Masculmization Due to Elevated Androgens in Maternal Circulation

April 20th, 2005

Masculinization of the female fetus, although in most cases due to fetal virilizing adrenal hyperplasia, may be produced by an androgen-secreting maternal tumor or may be due to the intake of exogenous androgenic substances, such as progestins and danazol. When not caused by an error in the metabolism of the fetal adrenal gland, virilization is not progressive, blood steroids are not elevated, and no hormonal therapy is needed. Subsequent development will be normal. Therefore, surgical correction of abnormalities in the external genitalia is the only indicated treatment.

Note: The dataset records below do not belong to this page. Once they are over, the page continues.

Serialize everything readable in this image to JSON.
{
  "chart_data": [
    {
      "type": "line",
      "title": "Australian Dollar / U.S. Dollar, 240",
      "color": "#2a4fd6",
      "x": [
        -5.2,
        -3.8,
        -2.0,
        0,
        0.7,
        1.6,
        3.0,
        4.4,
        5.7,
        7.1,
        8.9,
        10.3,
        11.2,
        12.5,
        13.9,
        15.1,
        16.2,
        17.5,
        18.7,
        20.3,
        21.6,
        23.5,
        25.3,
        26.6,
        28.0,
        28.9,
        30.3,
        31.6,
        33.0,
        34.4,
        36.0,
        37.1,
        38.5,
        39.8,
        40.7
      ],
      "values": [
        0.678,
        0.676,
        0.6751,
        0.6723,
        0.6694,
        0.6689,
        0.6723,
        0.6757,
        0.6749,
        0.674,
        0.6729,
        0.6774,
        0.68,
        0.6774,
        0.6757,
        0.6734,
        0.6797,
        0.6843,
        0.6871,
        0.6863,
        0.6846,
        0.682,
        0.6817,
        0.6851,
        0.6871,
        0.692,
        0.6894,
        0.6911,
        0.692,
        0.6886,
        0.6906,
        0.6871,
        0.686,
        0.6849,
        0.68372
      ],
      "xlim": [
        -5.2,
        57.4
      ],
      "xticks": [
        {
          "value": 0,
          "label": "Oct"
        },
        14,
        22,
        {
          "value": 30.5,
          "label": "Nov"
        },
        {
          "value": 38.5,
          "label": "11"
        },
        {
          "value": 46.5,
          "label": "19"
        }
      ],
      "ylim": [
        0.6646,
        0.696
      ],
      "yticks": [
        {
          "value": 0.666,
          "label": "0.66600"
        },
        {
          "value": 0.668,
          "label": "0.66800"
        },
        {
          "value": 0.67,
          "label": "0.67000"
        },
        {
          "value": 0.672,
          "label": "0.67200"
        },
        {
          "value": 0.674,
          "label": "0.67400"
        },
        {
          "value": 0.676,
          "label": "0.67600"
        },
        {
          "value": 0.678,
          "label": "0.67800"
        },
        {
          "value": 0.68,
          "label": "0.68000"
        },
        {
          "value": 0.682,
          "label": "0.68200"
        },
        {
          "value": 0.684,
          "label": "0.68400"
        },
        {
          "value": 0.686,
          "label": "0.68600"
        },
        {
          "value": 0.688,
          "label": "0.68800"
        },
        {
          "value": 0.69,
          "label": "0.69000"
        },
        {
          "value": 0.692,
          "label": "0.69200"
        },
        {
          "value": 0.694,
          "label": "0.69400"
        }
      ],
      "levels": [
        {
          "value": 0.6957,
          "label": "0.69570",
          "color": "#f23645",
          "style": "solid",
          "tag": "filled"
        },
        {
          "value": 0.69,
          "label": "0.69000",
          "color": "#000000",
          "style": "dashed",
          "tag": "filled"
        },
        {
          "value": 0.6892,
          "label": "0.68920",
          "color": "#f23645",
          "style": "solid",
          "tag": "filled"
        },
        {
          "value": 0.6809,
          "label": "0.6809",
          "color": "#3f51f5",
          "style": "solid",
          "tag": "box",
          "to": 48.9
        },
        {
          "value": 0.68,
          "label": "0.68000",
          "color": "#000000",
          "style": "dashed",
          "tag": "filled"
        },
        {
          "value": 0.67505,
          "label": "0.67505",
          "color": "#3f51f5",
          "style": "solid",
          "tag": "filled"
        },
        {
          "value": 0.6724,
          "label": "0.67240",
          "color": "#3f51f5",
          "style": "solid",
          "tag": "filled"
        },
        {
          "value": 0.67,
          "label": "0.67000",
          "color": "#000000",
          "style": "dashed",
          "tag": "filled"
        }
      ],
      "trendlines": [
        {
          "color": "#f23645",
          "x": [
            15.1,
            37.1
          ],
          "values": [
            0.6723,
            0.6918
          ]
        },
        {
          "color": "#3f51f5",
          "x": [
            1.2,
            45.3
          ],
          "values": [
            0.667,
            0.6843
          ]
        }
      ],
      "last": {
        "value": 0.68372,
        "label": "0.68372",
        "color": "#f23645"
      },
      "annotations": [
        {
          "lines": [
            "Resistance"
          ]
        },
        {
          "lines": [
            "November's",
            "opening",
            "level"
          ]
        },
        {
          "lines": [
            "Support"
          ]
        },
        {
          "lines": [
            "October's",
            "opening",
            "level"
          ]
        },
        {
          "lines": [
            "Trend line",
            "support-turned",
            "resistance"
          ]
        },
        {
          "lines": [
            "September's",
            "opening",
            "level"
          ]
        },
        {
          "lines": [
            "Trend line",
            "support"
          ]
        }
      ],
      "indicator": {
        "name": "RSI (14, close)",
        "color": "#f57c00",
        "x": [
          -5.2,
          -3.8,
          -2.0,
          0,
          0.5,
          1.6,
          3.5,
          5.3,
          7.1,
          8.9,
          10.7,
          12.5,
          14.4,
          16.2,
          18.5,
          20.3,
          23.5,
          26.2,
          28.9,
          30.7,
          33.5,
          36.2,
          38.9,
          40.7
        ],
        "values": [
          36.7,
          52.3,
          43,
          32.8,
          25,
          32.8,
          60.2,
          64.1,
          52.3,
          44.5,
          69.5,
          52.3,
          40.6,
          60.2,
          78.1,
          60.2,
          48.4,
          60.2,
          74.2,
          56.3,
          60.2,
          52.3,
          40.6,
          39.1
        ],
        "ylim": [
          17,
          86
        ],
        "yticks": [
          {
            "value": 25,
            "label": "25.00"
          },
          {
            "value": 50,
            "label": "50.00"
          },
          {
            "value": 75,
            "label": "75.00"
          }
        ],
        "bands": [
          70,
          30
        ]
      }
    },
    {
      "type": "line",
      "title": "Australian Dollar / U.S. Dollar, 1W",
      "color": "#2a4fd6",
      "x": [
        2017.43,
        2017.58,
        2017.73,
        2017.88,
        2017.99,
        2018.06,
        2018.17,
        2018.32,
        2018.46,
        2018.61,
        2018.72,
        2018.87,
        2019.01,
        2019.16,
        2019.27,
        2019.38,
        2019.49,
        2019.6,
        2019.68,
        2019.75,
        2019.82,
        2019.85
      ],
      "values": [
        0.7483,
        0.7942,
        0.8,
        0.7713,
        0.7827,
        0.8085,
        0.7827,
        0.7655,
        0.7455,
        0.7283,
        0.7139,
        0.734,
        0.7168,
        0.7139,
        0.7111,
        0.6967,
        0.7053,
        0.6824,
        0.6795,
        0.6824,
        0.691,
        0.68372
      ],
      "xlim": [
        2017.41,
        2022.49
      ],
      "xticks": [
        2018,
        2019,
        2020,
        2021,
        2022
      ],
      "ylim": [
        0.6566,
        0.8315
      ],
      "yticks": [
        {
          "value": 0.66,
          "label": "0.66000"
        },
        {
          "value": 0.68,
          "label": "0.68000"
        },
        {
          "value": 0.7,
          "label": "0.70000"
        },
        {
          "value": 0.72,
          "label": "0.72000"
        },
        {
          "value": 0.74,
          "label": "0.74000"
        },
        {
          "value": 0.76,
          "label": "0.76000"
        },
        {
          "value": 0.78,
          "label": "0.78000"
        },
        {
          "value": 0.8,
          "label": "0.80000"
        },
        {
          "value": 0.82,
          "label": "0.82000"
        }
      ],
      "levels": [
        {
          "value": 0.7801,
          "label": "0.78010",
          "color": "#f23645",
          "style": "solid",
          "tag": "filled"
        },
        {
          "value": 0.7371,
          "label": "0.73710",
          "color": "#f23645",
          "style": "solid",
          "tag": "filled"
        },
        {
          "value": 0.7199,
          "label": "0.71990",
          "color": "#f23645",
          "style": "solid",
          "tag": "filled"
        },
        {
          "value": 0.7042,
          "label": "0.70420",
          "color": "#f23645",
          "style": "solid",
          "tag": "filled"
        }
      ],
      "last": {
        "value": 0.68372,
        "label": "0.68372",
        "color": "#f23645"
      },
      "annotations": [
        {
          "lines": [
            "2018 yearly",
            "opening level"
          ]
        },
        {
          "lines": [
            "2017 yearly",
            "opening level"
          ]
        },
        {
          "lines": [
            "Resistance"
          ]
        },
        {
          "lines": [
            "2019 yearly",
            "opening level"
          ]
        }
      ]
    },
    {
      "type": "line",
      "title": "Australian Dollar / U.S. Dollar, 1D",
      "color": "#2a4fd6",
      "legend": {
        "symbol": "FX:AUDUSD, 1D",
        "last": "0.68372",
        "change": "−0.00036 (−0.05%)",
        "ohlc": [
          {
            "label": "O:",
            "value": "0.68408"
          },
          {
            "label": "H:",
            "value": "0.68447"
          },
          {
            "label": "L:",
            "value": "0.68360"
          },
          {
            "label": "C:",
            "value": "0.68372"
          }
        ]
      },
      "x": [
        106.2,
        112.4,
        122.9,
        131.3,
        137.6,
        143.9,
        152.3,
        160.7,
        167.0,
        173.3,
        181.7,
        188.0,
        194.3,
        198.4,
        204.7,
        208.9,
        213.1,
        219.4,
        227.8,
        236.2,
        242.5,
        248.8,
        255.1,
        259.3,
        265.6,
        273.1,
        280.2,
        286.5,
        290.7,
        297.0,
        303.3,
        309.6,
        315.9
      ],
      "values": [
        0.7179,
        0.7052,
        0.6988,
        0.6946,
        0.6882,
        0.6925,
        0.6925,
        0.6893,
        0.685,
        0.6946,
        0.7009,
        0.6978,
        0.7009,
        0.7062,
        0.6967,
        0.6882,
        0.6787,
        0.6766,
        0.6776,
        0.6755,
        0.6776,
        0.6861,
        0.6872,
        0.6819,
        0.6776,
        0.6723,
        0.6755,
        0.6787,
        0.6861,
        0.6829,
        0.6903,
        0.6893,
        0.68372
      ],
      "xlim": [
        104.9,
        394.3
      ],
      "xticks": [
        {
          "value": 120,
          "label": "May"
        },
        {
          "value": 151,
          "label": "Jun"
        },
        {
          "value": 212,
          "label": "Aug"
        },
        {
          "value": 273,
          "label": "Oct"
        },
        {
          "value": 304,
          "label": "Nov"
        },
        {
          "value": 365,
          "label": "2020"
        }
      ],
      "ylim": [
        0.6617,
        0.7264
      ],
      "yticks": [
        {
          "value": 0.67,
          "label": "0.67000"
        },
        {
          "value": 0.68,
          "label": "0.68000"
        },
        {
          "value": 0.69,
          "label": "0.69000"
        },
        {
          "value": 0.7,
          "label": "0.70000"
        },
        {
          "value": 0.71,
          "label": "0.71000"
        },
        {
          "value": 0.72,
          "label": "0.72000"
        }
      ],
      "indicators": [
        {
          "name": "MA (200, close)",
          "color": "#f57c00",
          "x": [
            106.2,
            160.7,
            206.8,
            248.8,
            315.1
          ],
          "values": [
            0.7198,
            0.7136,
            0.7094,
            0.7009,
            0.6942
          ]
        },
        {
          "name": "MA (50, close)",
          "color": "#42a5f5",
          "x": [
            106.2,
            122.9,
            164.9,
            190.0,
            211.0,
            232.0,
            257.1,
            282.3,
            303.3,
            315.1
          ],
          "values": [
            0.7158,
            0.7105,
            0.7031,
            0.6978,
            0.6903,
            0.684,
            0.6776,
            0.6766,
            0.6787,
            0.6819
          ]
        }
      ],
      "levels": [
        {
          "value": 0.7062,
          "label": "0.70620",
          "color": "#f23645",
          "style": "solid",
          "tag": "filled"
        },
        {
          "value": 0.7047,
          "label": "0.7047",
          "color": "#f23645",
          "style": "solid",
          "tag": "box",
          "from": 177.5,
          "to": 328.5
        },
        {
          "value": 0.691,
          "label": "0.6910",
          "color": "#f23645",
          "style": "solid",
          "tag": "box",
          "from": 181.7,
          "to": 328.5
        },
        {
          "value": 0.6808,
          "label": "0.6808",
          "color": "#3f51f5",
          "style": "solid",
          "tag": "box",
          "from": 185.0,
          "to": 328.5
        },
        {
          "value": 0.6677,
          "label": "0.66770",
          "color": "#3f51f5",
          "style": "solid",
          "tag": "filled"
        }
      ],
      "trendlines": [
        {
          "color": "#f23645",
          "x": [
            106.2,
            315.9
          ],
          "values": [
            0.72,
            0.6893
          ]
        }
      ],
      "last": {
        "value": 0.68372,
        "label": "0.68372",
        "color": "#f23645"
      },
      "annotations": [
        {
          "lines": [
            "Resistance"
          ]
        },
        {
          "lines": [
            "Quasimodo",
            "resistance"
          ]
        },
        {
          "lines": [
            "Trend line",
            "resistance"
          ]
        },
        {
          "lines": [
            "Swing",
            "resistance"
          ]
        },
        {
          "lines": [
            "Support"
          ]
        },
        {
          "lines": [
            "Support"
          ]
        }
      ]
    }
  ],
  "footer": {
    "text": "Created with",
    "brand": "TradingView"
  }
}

The occurrence of an androgen-secreting tumor in a mother during pregnancy is rarely seen. On the other hand, the iatrogenic cause of masculinization is a well-known story. The majority of these cases resulted from antenatal maternal treatment of threatened or recurrent abortion with various progestin compounds. In view of the lack of evidence for positive results with such therapy, the use of progestin compounds in pregnancy is contraindicated.


Treatment Problems

April 20th, 2005

Overtreatment causes Cushing's syndrome and poor growth; undertreatment is associated with short stature, hirsutism, and infertility. In some cases, undertreatment and increased androgen secretion lead to premature pubertal maturation that may require treatment with a gonadotropin-releasing hormone (GnRH) agonist. The adult height achieved by most patients is less than normal, testimony to overtreatment and undertreatment (which both compromise growth). Mineralocorticoid therapy should be maximized (maintaining the plasma renin activity at its littleer limit of normal) to eliminate hypovolemia as a stimulus for ACTH secretion. A treatment approach is being investigated that adds an antiandrogen and an aromatase inhibitor in an effort to avoid hypercortisolism and block excess sex steroid action on growth.